Continuing with the example of the software company, the appropriate application determined in the previous steps is Demand Charge Management. With this in mind only energy storage devices that supply sufficient energy at a power rating enough to significantly reduce the facility’s peak power demand will be considered. This eliminates from consideration low energy/power rated devices and devices that focus on power quality (such as flywheels and capacitors). Of course, all facilities are unique and low energy/power rated devices and power quality devices maybe highly valuable elsewhere. It is also important to note that energy storage device manufacturers are constantly looking at ways to increase the breath of applications their devices can address.

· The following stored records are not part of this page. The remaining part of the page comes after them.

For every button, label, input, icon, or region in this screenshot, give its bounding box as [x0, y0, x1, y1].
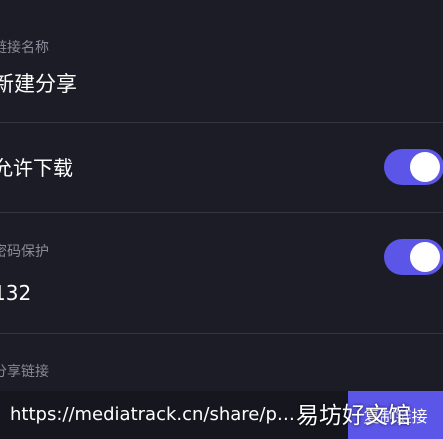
- link-name-input[interactable]: 新建分享: [0, 68, 77, 98]
- toggle-knob: [410, 242, 440, 272]
- divider: [0, 212, 443, 213]
- divider: [0, 122, 443, 123]
- link-name-label: 链接名称: [0, 40, 49, 56]
- allow-download-toggle[interactable]: [384, 149, 443, 185]
- password-protect-toggle[interactable]: [384, 239, 443, 275]
- copy-link-button[interactable]: 复制链接: [348, 391, 443, 439]
- toggle-knob: [410, 152, 440, 182]
- divider: [0, 333, 443, 334]
- password-protect-label: 密码保护: [0, 244, 49, 260]
- share-link-label: 分享链接: [0, 364, 49, 380]
- allow-download-label: 允许下载: [0, 156, 73, 180]
- password-input[interactable]: 132: [0, 281, 31, 305]
- share-link-url[interactable]: https://mediatrack.cn/share/proj...: [10, 404, 295, 425]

Outside of the energy requirements for the facility there are many other factors that must be considered to choose the appropriate energy storage technology. One important factor is the amount and type of land available for an energy storage implementation. Considering land use, the following technologies were not be considered feasible at the software company:

• Pumped Hydro energy storage - large amounts of land are required for the two reservoirs, one of which must be elevated significantly above the other.
• Gravity Power energy storage - even though there may potentially have been several acres of land available on the facility’s property, this technology is not considered feasible because of the large upfront investment in digging the 500 m deep storage shafts.
• CAES using underground caverns - it is not known if there is a large underground cavern which could support CAES. However, it is unlikely that the facility owners could be convinced to initiate the geologic survey required to determine if there is a viable underground cavern.
• CAES using underwater airbags - though there is a reservoir located near the facility, the reservoir is used to supply drinking water to a nearby city and the mean depth is 3.8 m. For this reason it is not likely that the reservoir can be used for CAES using underwater airbags.
• CST - there is not likely sufficient land and sufficient solar access to support a concentrated solar thermal electricity generation and storage system.

Clearly an appropriate energy storage device would be one with a small footprint that does not rely on unique geologic features. Though it is understood that some changes to the facility may be required to support energy storage technologies, it is not likely that the changes required to add sufficient thermal mass to the building will be considered. For this reason, adding a Trombe wall or some other type of thermal mass is not considered viable.

It is important to reiterate that all the above considerations apply only to the particular facility in question (the software company). Every facility is different and something inappropriate for one facility may be applicable to another.